I'd never heard of the Emishi until I read this post. You've now given a very happy follower a very interesting topic to research in the next couple of rainy days. Dankie! ^^

Cecilia said...

There is quite a bit of conflicting information about the Emishi - I look forward to reading the fruits of your research!

Cecilia said...

And I guess you'd find less than 1 in 50 Tokyoites that know who they are either.

Rurousha said...

You know what? My very own avatar is from the movie Mononoke-hime, which features the Emishi! Duh! I should've remembered that.

I never realised that the movie's tribe was based on reality. Anyway, I'm still happily reading about this part of Japan's history, and I've decided I need to watch my favourite Miyazaki movie again.

Hope you're having a great time up north!

Cecilia said...

:) I've never seen Mononoke hime! I sank into a pop culture void when I moved to Japan and now have no knowledge of movies, music etc etc.
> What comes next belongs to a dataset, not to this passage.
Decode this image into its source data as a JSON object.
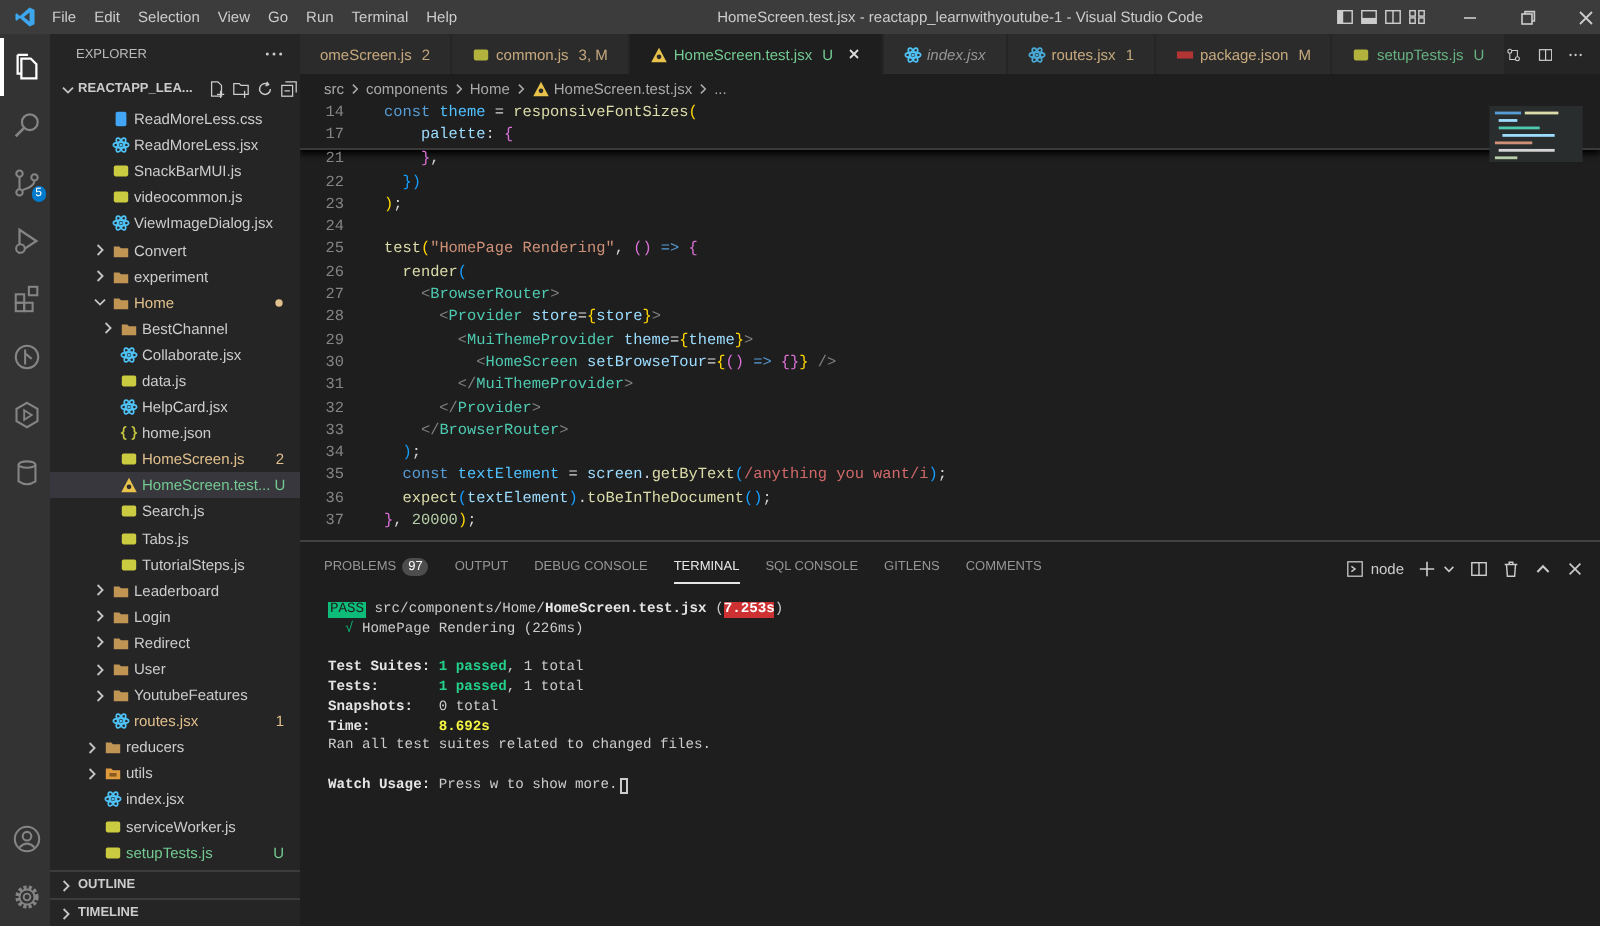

I had a theory going to the museum that there may be more progressive history in the regions than in the central govt. I figured a museum about the Nakoso barrier might give the Emishi due credit, since the Hanaoka museum in Odate gives a very frank assessment of the treatment of Chinese prisoners of war. It wasn't to be. I posted on it a while back, but the standard narrative of Japan denying war crimes doesn't really seem to apply to this incident / this part of Japan.
I'm keen to go to the Joetsu war memorial to see how that is presented - apparently the Australians who were there made friends with the Japanese gaolers and kept contact after the war - though that is the extent of my knowledge about it.